I don’t think this graph changes the story. It still seems likely that speakers will pitch their talks to younger girls and miss the women. I’ll be interested to see what the first new format women’s session is like, though. One fact does encourage me: I hadn’t realized before doing this that the age cutoff for women’s meetings had been changed so much before. I didn’t remember that 10- and 11-year-olds had ever been invited. This gives me hope that if including the 8-year-olds doesn’t work, the age cutoff might be moved again.

11 comments

  1. Cool analysis, Ziff! I find it interesting that the boxes (the interquartile ranges) for all sessions are pretty similar–they seem to land between 6th and 10th grade. I think that is pretty good if you are trying to make talks accessible to a wide audience. At work when we write for lay audiences we have to make sure that the writing is no higher than 8th grade level, and lower levels are considered preferable.
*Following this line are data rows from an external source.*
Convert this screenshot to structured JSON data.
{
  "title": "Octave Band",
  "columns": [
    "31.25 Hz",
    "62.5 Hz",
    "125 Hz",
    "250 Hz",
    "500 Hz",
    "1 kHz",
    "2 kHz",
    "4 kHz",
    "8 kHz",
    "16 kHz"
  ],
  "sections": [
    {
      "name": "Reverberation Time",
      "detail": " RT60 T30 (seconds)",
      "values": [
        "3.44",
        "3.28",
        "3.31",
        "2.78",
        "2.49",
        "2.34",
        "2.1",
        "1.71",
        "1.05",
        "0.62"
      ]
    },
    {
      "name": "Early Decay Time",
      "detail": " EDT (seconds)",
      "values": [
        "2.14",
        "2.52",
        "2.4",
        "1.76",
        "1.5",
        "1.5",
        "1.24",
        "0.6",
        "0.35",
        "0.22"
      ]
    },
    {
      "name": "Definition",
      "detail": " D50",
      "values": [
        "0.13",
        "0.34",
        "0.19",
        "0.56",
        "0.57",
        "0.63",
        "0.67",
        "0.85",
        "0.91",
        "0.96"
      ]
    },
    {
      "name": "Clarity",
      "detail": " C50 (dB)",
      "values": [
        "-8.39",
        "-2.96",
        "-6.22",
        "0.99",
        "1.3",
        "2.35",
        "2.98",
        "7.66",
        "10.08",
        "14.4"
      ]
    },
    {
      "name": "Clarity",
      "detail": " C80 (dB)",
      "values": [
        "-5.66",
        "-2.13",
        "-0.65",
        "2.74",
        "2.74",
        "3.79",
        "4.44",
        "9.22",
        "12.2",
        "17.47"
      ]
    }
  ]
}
    On the other hand, what does it say that the talks are targeted towards middle-school age comprehension? Certainly middle-schoolers seem the demographic least likely to want to pay attention to what is said in General Conference.

    Finally, I’m curious as to whether there were particular speakers who were consistently near the top or bottom of the reading-level scale. For example, who was at 17th grade level? Seems like it had to have been Neal A. Maxwell. Or one of Dallin Oaks doctrinal talks?

  2. This is really interesting. Great work!

    How significant is the variability between the general sessions, priesthood and Relief Society? They all seem pretty close to an 8 average so I wonder if the difference is actually significant/noticeable?

    Also, I am guessing some of those higher scores in the general sessions are caused by certain speakers known to be more complex in writing and speech (Elder Maxwell) who didn’t often speak in other sessions, so I hypothesize the difference is even less significant.

  3. Thanks, Mike, Daniel, and Melody. And y’all have already hit on the gaping hole in my approach: it’s not the same mix of speakers speaking at the different sessions. I thought about trying to control for this, but unfortunately there are only a tiny number of people who have given any significant number of talks at the different types of sessions. Basically Julie Beck (since she was in multiple presidencies) and some First Presidency members.

  4. Absolutely no suprise that the largest spread on the boxplot is in general sessions. Elder Maxwell never gave his most complex talks in Priesthood session and there have been a lot more and varied speakers in general sessions. The most suprising to me is the narrow distribution in the middle half of Relief Society talks. A grand total of 1.5 grades for half of those talks. Then again, there have been few women who have been totally career women in the RS presidency. Sister Dew and Sister Thompson are two recent examples, but they have probably aimed the talks at the 9th-11th grade level mostly.

  5. Also, Ziff can you do a breakdown on the different sessions of general conference? I would think that Saturday afternoon would have the highest average, since the least amount of children will be attending that one.

  6. Awesome. Now I want a similar plot that is complexity of talk by speaker (if only I was in charge, or had the drive to do it myself).

  7. I second el oso;s suggestion. I suspect that talks in the Sunday morning sessions might be less complex because if children have to watch just one session, that is most likely it (and the brethren know it).

  8. I too would be really interested to see if the complexity varies by which general session a talk is given in. I’d also hypothesize that the Sunday morning talks would be less complex, but I don’t know if that actually holds true. And I’m also interested in who gave the really high grade level talk(s) (not because I think it tells us anything particularly significant, but just because I’m curious). Thanks for the analysis!

  9. I’m definitely planning to do another post with a breakdown by speaker. Given y’all’s suggestion, I’ll break the general sessions down by session as well.